Deux enfants de Bagdad

Ronny Someck et Salah Al Hamdani sont des poètes renommés nés tous les deux à Bagdad en 1951. L’un est juif israélien, l’autre est arabe et vit en exil à Paris. Dans Deux enfants de Bagdad (éd. Les Arènes), un livre d’entretiens menés par Gilles Rozier, ils racontent comment ils sont devenus amis, alors que tout devait les séparer. Ils présenteront à trois leur livre au CCLJ le vendredi 9 octobre 2015 à 20h.

L’exil est-il le lien entre ces deux poètes nés à Bagdad la même année ? Gilles Rozier : Oui, même si Ronny Someck n’a aucun souvenir de cette ville où il est né. Ses souvenirs se réduisent à une boîte noire vide. Il éprouve la douleur de ne pas pouvoir retourner sur le lieu de sa naissance. C’est la raison pour laquelle il espère plus que tout pouvoir se rendre un jour en Irak, d’autant plus qu’il voit en Israël les Juifs polonais ou allemands effectuer le Tyoul Shorashim, c’est-à-dire ce voyage en Europe sur les lieux de mémoire de leur famille. Or, pour des raisons politiques, Ronny Someck ne peut se rendre à Bagdad. A défaut de pouvoir retourner dans son pays d’origine, il a tourné autour de l’Irak tant qu’il a pu en recherchant sans cesse des ambiances ou des lieux qui l’évoquaient.

Quelle est la particularité des Juifs de Bagdad ? G.R. : Dans le monde arabe, les Bagdadis ont toujours été considérés comme des gens raffinés et cultivés. La communauté juive de cette ville jouissait aussi de cette réputation au sein du monde juif. La famille Someck est arrivée en Israël en 1953 par un navire de tourisme en provenance de Chypre ! Ils n’ont pas connu les difficultés des premiers arrivés (1950-1951). Comme toute la bourgeoisie juive de Bagdad, qui était très imprégnée de culture arabe tout en étant ouverte sur la culture occidentale, qu’elle soit anglaise ou française. Le père de Ronny Someck avait fréquenté l’école juive anglaise de Bagdad et sa mère l’école française de l’Alliance israélite universelle. Cela laisse évidemment des traces : lorsque sa mère a découvert son fils jouant dans un bac à sable du jardin d’enfants de Bat Yam où elle l’a déposé en petit costume d’écolier, elle l’a immédiatement retiré de cette école horrifiée, en considérant les Israéliens comme des sauvages ! A partir de cet incident, c’est son grand-père qui a assuré son instruction jusqu’à l’âge de 6 ans. Cette anecdote retourne le cliché des Juifs orientaux arriérés, snobés par les Ashkénazes.

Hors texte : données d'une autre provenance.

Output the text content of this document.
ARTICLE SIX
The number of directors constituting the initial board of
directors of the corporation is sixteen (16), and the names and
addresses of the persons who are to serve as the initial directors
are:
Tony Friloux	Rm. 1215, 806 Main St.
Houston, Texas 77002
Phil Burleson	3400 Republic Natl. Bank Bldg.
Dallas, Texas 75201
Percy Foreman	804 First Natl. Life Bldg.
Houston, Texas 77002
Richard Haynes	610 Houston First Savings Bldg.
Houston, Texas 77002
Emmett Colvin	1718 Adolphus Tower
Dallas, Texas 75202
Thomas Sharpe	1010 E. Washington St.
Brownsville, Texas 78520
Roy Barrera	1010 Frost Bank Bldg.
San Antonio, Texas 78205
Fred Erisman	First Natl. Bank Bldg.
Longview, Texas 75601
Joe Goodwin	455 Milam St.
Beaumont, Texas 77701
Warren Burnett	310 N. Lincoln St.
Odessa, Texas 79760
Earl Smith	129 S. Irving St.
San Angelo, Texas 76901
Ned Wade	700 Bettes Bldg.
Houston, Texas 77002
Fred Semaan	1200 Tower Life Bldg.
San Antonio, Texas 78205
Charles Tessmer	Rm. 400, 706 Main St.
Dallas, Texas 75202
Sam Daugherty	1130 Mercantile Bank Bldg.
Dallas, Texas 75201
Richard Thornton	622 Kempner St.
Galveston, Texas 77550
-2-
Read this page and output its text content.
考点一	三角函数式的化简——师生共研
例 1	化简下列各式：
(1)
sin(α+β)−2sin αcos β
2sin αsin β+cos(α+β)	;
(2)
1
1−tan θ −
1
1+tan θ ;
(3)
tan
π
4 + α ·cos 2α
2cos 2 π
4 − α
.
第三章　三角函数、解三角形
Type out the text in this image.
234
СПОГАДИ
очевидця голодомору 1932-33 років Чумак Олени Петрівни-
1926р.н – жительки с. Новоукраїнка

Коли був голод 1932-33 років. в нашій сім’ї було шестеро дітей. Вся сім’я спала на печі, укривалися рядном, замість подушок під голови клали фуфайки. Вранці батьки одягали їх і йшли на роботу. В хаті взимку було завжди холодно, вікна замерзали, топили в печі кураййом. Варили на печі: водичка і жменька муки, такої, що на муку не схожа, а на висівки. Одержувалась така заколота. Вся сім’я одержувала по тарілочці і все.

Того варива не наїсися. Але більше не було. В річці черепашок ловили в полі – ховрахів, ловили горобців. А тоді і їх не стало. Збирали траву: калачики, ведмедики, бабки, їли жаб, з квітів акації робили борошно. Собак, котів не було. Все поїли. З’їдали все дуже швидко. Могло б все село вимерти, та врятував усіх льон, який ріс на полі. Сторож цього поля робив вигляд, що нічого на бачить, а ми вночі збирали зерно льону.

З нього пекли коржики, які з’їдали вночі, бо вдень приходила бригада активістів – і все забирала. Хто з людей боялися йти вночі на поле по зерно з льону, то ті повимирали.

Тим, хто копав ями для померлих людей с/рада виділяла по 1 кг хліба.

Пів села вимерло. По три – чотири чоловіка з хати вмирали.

Quel regard Salah Al Hamdani porte-t-il sur ce rapport que les Juifs irakiens d’Israël entretiennent avec l’Irak ? G.R. : Il est plutôt atypique. Dans les années 1980, il s’est prononcé de manière plutôt violente contre Israël. Au fur et à mesure, il a évolué sur la question et aujourd’hui, s’il défend évidemment la création d’un Etat palestinien, il estime que ce n’est pas son problème principal, lui qui est exilé d’Irak. Ce qui est très intéressant, c’est que Salah Al Hamdani voit aussi en Ronny Someck un exilé et il se sent une dette à l’égard des Juifs d’Irak expulsés au début des années 1950. Il se souvient ainsi de son père menuisier qui sortait de temps en temps un parchemin (mezzouza) en hébreu du chambranle des portes qu’il devait remplacer. Lorsqu’il a visité en Israël le musée des Juifs irakiens, il a redécouvert avec beaucoup d’émotion les collections de mezzouza. C’est un voyage qu’il a fait après avoir longuement hésité, parce qu’il avait été élevé dans l’idée qu’Israël est l’ennemi juré. Il ignorait que les Juifs de Bagdad avaient dans leur immense majorité trouvé refuge en Israël. C’est pendant son exil en France qu’il a pris conscience de cette réalité et qu’il a commencé à s’intéresser à cette histoire. Comme il est lui-même exilé, il se sent aujourd’hui une véritable communauté de destin avec les Juifs de Bagdad dans une nostalgie de la culture irakienne.